Segundo os pesquisadores, o peso pode retornar, mas o corpo não retorna ao estado inicial. Dietas repetidas promovem mudanças na composição corporal e em marcadores metabólicos, com impactos que vão além da balança. Os principais efeitos incluem redução de gordura visceral, melhoria da sensibilidade à insulina e ajustes no perfil lipídico.
Memória metabólica
O estudo descreve a chamada memória cardiometabólica: o corpo parece lembrar períodos de maior saúde. Indivíduos com múltiplos ciclos de perda de peso apresentaram menor acúmulo de gordura abdominal ao longo do tempo e melhor resposta metabólica em novas tentativas de emagrecimento, além de menor reganho de gordura frente a quem fez apenas uma dieta.

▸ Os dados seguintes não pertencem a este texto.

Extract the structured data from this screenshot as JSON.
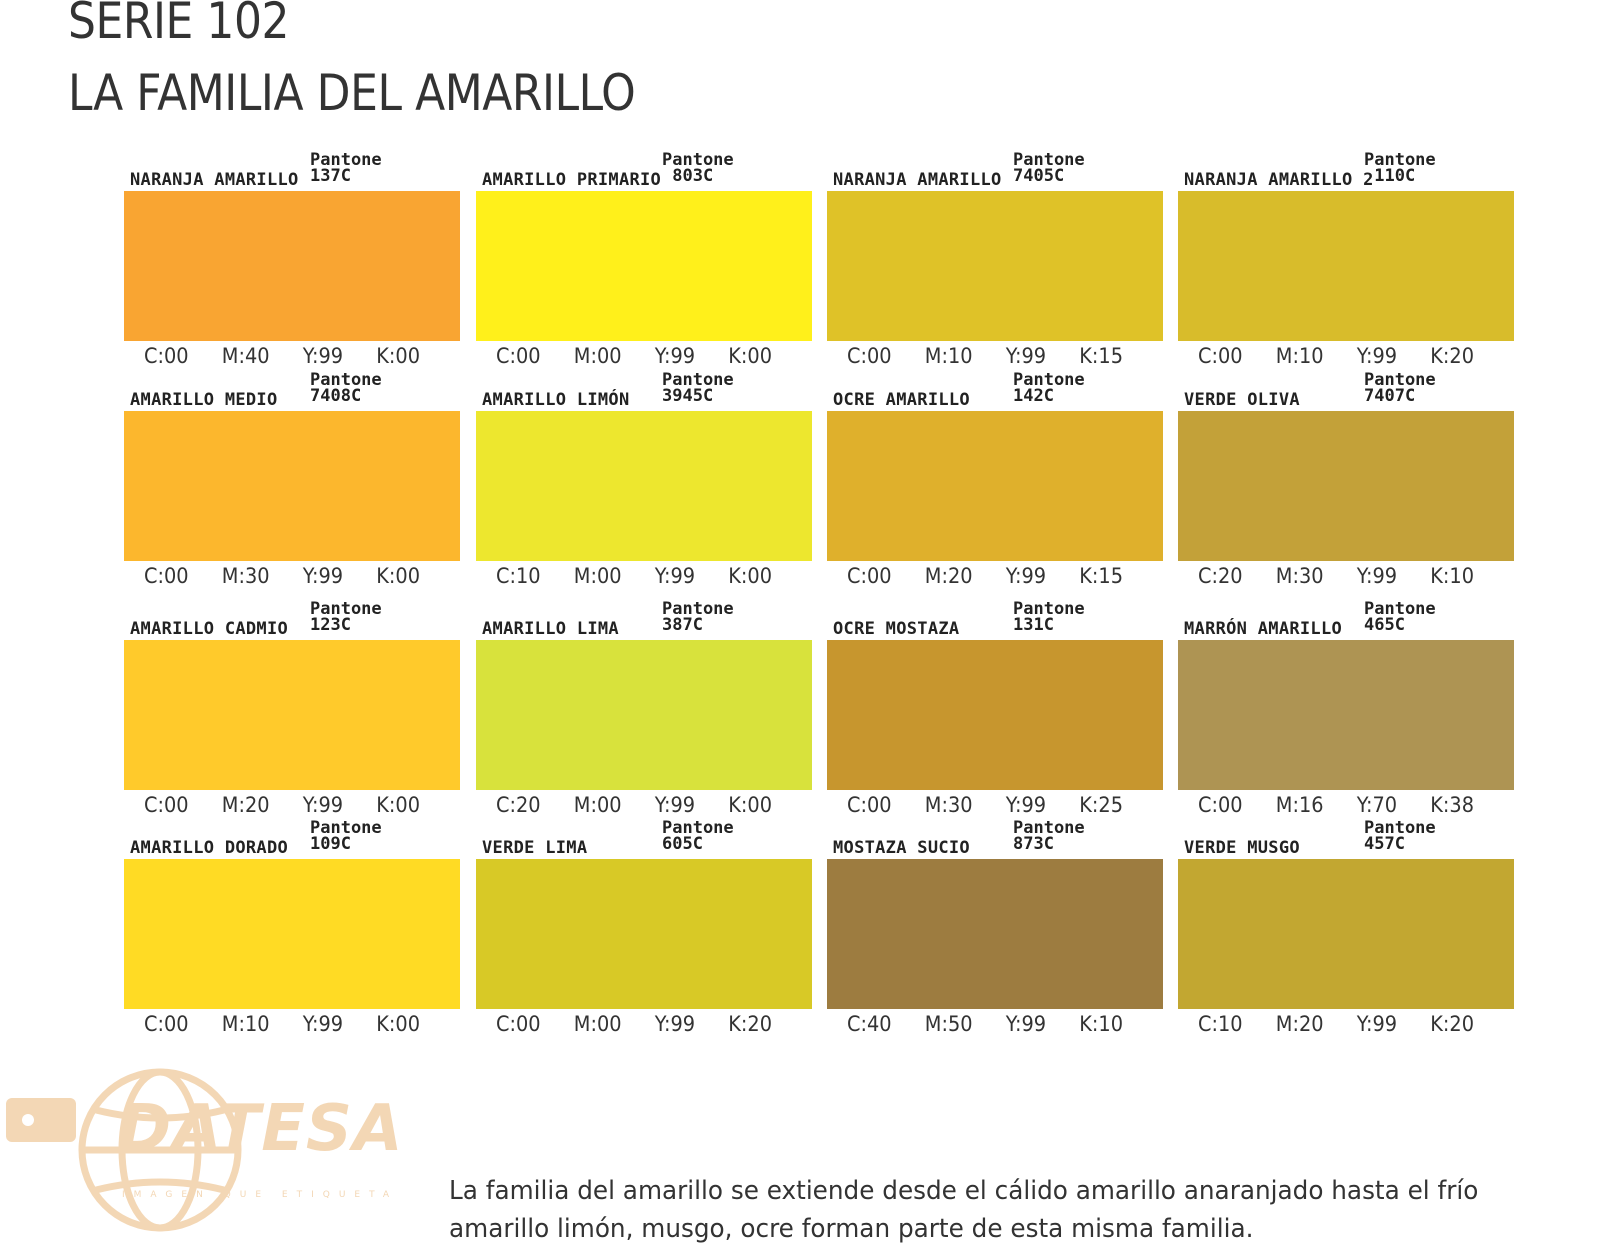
{
  "header": {
    "title_line1": "SERIE 102",
    "title_line2": "LA FAMILIA DEL AMARILLO"
  },
  "swatches": [
    {
      "name": "NARANJA AMARILLO",
      "pantone_label": "Pantone",
      "pantone_code": "137C",
      "color": "#f9a532",
      "c": "C:00",
      "m": "M:40",
      "y": "Y:99",
      "k": "K:00"
    },
    {
      "name": "AMARILLO PRIMARIO",
      "pantone_label": "Pantone",
      "pantone_code": " 803C",
      "color": "#fff01b",
      "c": "C:00",
      "m": "M:00",
      "y": "Y:99",
      "k": "K:00"
    },
    {
      "name": "NARANJA AMARILLO",
      "pantone_label": "Pantone",
      "pantone_code": "7405C",
      "color": "#dfc228",
      "c": "C:00",
      "m": "M:10",
      "y": "Y:99",
      "k": "K:15"
    },
    {
      "name": "NARANJA AMARILLO 2",
      "pantone_label": "Pantone",
      "pantone_code": " 110C",
      "color": "#d8bc2b",
      "c": "C:00",
      "m": "M:10",
      "y": "Y:99",
      "k": "K:20"
    },
    {
      "name": "AMARILLO MEDIO",
      "pantone_label": "Pantone",
      "pantone_code": "7408C",
      "color": "#fcb72d",
      "c": "C:00",
      "m": "M:30",
      "y": "Y:99",
      "k": "K:00"
    },
    {
      "name": "AMARILLO LIMÓN",
      "pantone_label": "Pantone",
      "pantone_code": "3945C",
      "color": "#ede72e",
      "c": "C:10",
      "m": "M:00",
      "y": "Y:99",
      "k": "K:00"
    },
    {
      "name": "OCRE AMARILLO",
      "pantone_label": "Pantone",
      "pantone_code": "142C",
      "color": "#dfb02c",
      "c": "C:00",
      "m": "M:20",
      "y": "Y:99",
      "k": "K:15"
    },
    {
      "name": "VERDE OLIVA",
      "pantone_label": "Pantone",
      "pantone_code": "7407C",
      "color": "#c3a139",
      "c": "C:20",
      "m": "M:30",
      "y": "Y:99",
      "k": "K:10"
    },
    {
      "name": "AMARILLO CADMIO",
      "pantone_label": "Pantone",
      "pantone_code": "123C",
      "color": "#ffca2b",
      "c": "C:00",
      "m": "M:20",
      "y": "Y:99",
      "k": "K:00"
    },
    {
      "name": "AMARILLO LIMA",
      "pantone_label": "Pantone",
      "pantone_code": "387C",
      "color": "#d8e23c",
      "c": "C:20",
      "m": "M:00",
      "y": "Y:99",
      "k": "K:00"
    },
    {
      "name": "OCRE MOSTAZA",
      "pantone_label": "Pantone",
      "pantone_code": "131C",
      "color": "#c7962e",
      "c": "C:00",
      "m": "M:30",
      "y": "Y:99",
      "k": "K:25"
    },
    {
      "name": "MARRÓN AMARILLO",
      "pantone_label": "Pantone",
      "pantone_code": "465C",
      "color": "#ae9453",
      "c": "C:00",
      "m": "M:16",
      "y": "Y:70",
      "k": "K:38"
    },
    {
      "name": "AMARILLO DORADO",
      "pantone_label": "Pantone",
      "pantone_code": "109C",
      "color": "#ffdb24",
      "c": "C:00",
      "m": "M:10",
      "y": "Y:99",
      "k": "K:00"
    },
    {
      "name": "VERDE LIMA",
      "pantone_label": "Pantone",
      "pantone_code": "605C",
      "color": "#d8c926",
      "c": "C:00",
      "m": "M:00",
      "y": "Y:99",
      "k": "K:20"
    },
    {
      "name": "MOSTAZA SUCIO",
      "pantone_label": "Pantone",
      "pantone_code": "873C",
      "color": "#9d7c40",
      "c": "C:40",
      "m": "M:50",
      "y": "Y:99",
      "k": "K:10"
    },
    {
      "name": "VERDE MUSGO",
      "pantone_label": "Pantone",
      "pantone_code": "457C",
      "color": "#c2a731",
      "c": "C:10",
      "m": "M:20",
      "y": "Y:99",
      "k": "K:20"
    }
  ],
  "logo": {
    "brand": "DATESA",
    "tagline": "IMAGEN QUE ETIQUETA",
    "color": "#f3d7b5"
  },
  "description": "La familia del amarillo se extiende desde el cálido amarillo anaranjado hasta el frío amarillo limón, musgo, ocre  forman parte de esta misma familia."
}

Repetição de programas e ganhos a longo prazo
Dados sugerem que quem participou de várias estratégias de perda de peso teve resultados mais duradouros. Mesmo quando a segunda tentativa teve menor perda de peso, os ganhos metabólicos foram significativos, apontando benefícios progressivos no organismo.
Implicações para a prática
Especialistas destacam que os benefícios não devem ser interpretados como incentivo ao efeito sanfona. O foco permanece em hábitos sustentáveis, mas falhas ao longo do caminho não anulam ganhos internos. A pesquisa ressalta uma visão mais nuançada sobre emagrecimento e saúde metabólica.